La longue histoire de la sylviculture
12 mai 2025La sylviculture, cela vous dit quelque chose ? La sylviculture, c’est la culture de la forêt, ou toutes les interventions du forestier pour produire du bois de manière durable en tenant compte de l’ensemble des enjeux environnementaux et sociaux. Avec les enjeux actuels liés aux changements climatiques, on pourrait penser que la sylviculture est une pratique récente. Pourtant, elle prend ses racines dans des pratiques souvent anciennes. Découvrez dans cet article la longue histoire de la sylviculture.
Au temps de l’Antiquité, les forêts occupaient une place bien différente d’aujourd’hui. Immenses, mystérieuses et peu explorées, les forêts étaient considérées comme des lieux de culte plutôt que des espaces d’exploitation. Un tournant s’opère avec l’Empire Romain, la gestion des forêts devient une pratique plus réfléchie et des méthodes précises de rotations sont pensées pour organiser les coupes en fonction des essences et de la richesse des sols.
Au fil des siècles, la pression démographique bouleverse les équilibres. Entre le début de notre ère et la fin du 18e siècle, la population française quadruple tandis que les rendements agricoles stagnent. Pour réussir à nourrir toute la population, des défrichements réguliers sont organisés. Les surfaces boisées chutent alors drastiquement, ne couvrant plus qu’environ 15% du territoire après la Révolution. À cela s’ajoute l’augmentation de la demande en bois pour chauffer, construire, alimenter les différentes usines, fabriquer les navires… La pression s’accroît et les tentatives de réglementation n’ont que peu de poids face aux besoins des populations.

C’est pour pallier cette pression que la sylviculture rentre en jeu. L’objectif de cette pratique est de mieux gérer les forêts pour qu’elles produisent durablement, en qualité et quantité suffisantes.
Au Moyen-Âge, certaines forêts royales sont exploitées sous forme de taillis. Les taillis consistent à couper régulièrement les repousses des souches pour produire du bois de feu. À partir du 14e siècle, les taillis deviennent des taillis-sous-futaie, qui combine les petits rejets et les arbres plus grands laissés pour l’avenir. Cette technique permet de produire du bois de feu et du bois d’œuvre.
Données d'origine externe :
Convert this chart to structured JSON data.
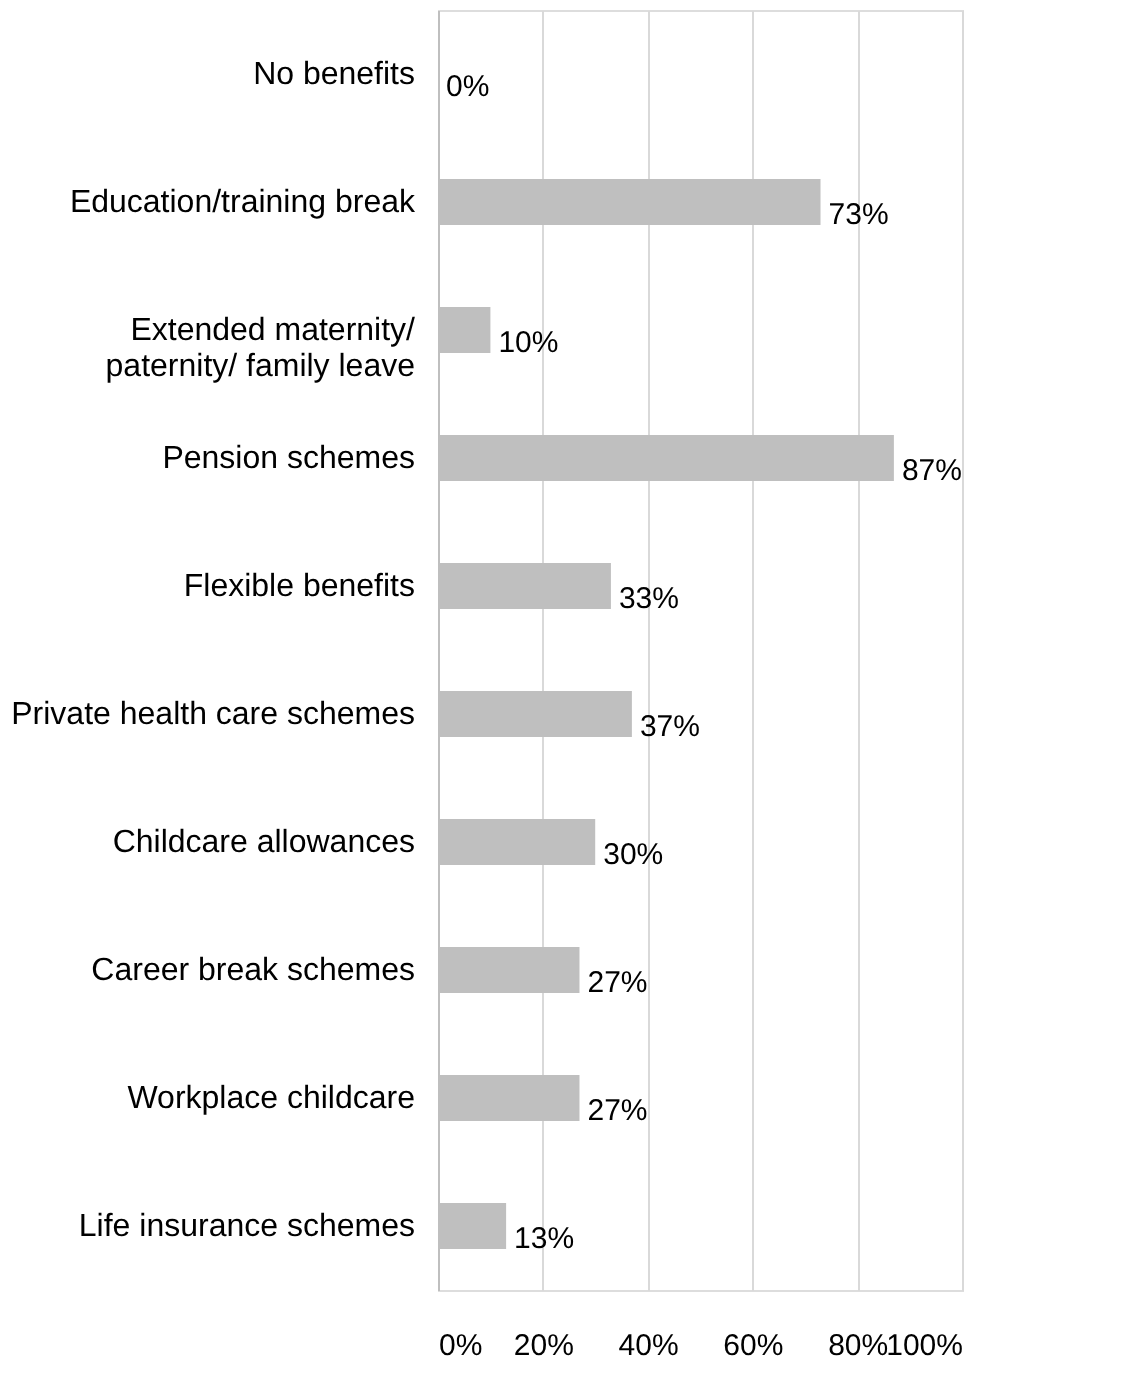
{
  "chart_data": {
    "type": "bar",
    "orientation": "horizontal",
    "categories": [
      "No benefits",
      "Education/training break",
      "Extended maternity/\npaternity/ family leave",
      "Pension schemes",
      "Flexible benefits",
      "Private health care schemes",
      "Childcare allowances",
      "Career break schemes",
      "Workplace childcare",
      "Life insurance schemes"
    ],
    "values": [
      0,
      73,
      10,
      87,
      33,
      37,
      30,
      27,
      27,
      13
    ],
    "value_labels": [
      "0%",
      "73%",
      "10%",
      "87%",
      "33%",
      "37%",
      "30%",
      "27%",
      "27%",
      "13%"
    ],
    "color": "#bfbfbf",
    "xlim": [
      0,
      100
    ],
    "xticks": [
      {
        "value": 0,
        "label": "0%"
      },
      {
        "value": 20,
        "label": "20%"
      },
      {
        "value": 40,
        "label": "40%"
      },
      {
        "value": 60,
        "label": "60%"
      },
      {
        "value": 80,
        "label": "80%"
      },
      {
        "value": 100,
        "label": "100%"
      }
    ],
    "grid": "x"
  }
}
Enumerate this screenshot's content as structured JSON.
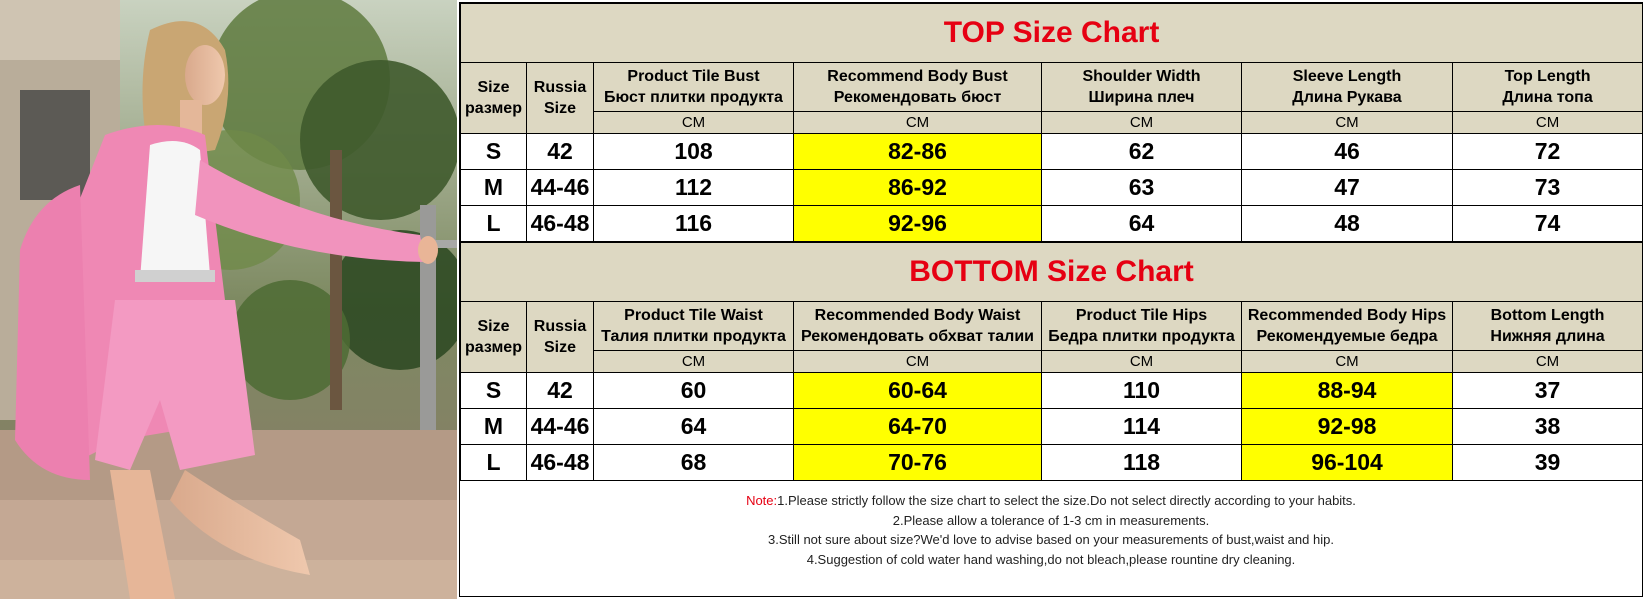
{
  "top": {
    "title": "TOP Size Chart",
    "headers": [
      [
        "Size",
        "размер"
      ],
      [
        "Russia",
        "Size"
      ],
      [
        "Product Tile Bust",
        "Бюст плитки продукта"
      ],
      [
        "Recommend Body Bust",
        "Рекомендовать бюст"
      ],
      [
        "Shoulder Width",
        "Ширина плеч"
      ],
      [
        "Sleeve Length",
        "Длина Рукава"
      ],
      [
        "Top Length",
        "Длина топа"
      ]
    ],
    "units": [
      "CM",
      "CM",
      "CM",
      "CM",
      "CM"
    ],
    "rows": [
      [
        "S",
        "42",
        "108",
        "82-86",
        "62",
        "46",
        "72"
      ],
      [
        "M",
        "44-46",
        "112",
        "86-92",
        "63",
        "47",
        "73"
      ],
      [
        "L",
        "46-48",
        "116",
        "92-96",
        "64",
        "48",
        "74"
      ]
    ]
  },
  "bottom": {
    "title": "BOTTOM  Size Chart",
    "headers": [
      [
        "Size",
        "размер"
      ],
      [
        "Russia",
        "Size"
      ],
      [
        "Product Tile  Waist",
        "Талия плитки продукта"
      ],
      [
        "Recommended  Body Waist",
        "Рекомендовать обхват талии"
      ],
      [
        "Product Tile  Hips",
        "Бедра плитки продукта"
      ],
      [
        "Recommended Body Hips",
        "Рекомендуемые бедра"
      ],
      [
        "Bottom Length",
        "Нижняя длина"
      ]
    ],
    "units": [
      "CM",
      "CM",
      "CM",
      "CM",
      "CM"
    ],
    "rows": [
      [
        "S",
        "42",
        "60",
        "60-64",
        "110",
        "88-94",
        "37"
      ],
      [
        "M",
        "44-46",
        "64",
        "64-70",
        "114",
        "92-98",
        "38"
      ],
      [
        "L",
        "46-48",
        "68",
        "70-76",
        "118",
        "96-104",
        "39"
      ]
    ]
  },
  "notes": {
    "label": "Note:",
    "lines": [
      "1.Please strictly follow the size chart to select the size.Do not select directly according to your habits.",
      "2.Please allow a tolerance of 1-3 cm in measurements.",
      "3.Still not sure about size?We'd love to advise based on your measurements of bust,waist and hip.",
      "4.Suggestion of cold water hand washing,do not bleach,please rountine dry cleaning."
    ]
  },
  "colors": {
    "title": "#e60012",
    "header_bg": "#ddd8c2",
    "highlight": "#ffff00"
  }
}
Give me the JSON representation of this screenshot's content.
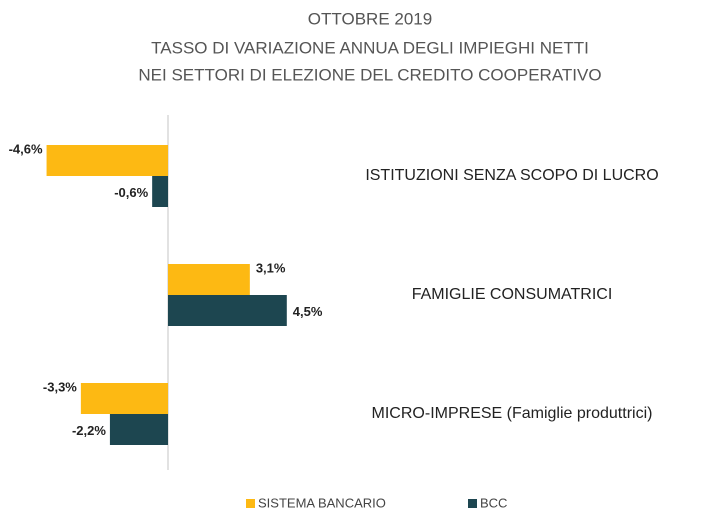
{
  "chart_data": {
    "type": "barh",
    "title": [
      "OTTOBRE 2019",
      "TASSO DI VARIAZIONE ANNUA DEGLI IMPIEGHI NETTI",
      "NEI SETTORI DI ELEZIONE DEL CREDITO COOPERATIVO"
    ],
    "categories": [
      "ISTITUZIONI SENZA SCOPO DI LUCRO",
      "FAMIGLIE CONSUMATRICI",
      "MICRO-IMPRESE (Famiglie produttrici)"
    ],
    "series": [
      {
        "name": "SISTEMA BANCARIO",
        "color": "#fdb913",
        "values": [
          -4.6,
          3.1,
          -3.3
        ],
        "value_labels": [
          "-4,6%",
          "3,1%",
          "-3,3%"
        ]
      },
      {
        "name": "BCC",
        "color": "#1d4650",
        "values": [
          -0.6,
          4.5,
          -2.2
        ],
        "value_labels": [
          "-0,6%",
          "4,5%",
          "-2,2%"
        ]
      }
    ],
    "xlim": [
      -5,
      5
    ]
  }
}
Dès le 13e siècle, une administration spécialisée encadre les pratiques autour des forêts. Le titre de « Maître des Eaux et Forêts » apparaît en 1219 et de nombreux textes vont encadrer la gestion des bois et poser les bases du droit forestier. Le plus célèbre d’entre eux, l’Ordonnance de 1669, signé par Louis XIV et orchestré par Colbert avec la participation de forestiers comme Louis de Froidour, deviendra pendant plus d’un siècle la référence en matière de gestion forestière. Cependant, cette ordonnance, qui représente davantage un modèle de code forestier, reste encore imprécise sur les techniques de sylviculture.
Il faut attendre le 18e siècle pour qu’émerge une véritable réflexion scientifique sur la forêt. Ce sont des naturalistes tels que Réaumur, Buffon et surtout Duhamel du Monceau, considéré comme le père de la sylviculture, qui posent les bases d’une nouvelle approche. Avec l’aide de forestiers comme Varennes de Fenille, ils observent, expérimentent et diffusent leurs conclusions. Ils démontrent notamment que couper les arbres à 30 ou 40 ans est plus judicieux au regard des besoins de la société. Leur principale découverte porte sur l’intérêt des éclaircies : en éliminant progressivement certains arbres, on permet aux plus beaux spécimens de pleinement se développer. Ces avancées ouvrant la voie à une véritable révolution, celle d’une gestion raisonnée de la forêt, où l’homme n’épuise pas la nature mais l’accompagne dans sa croissance.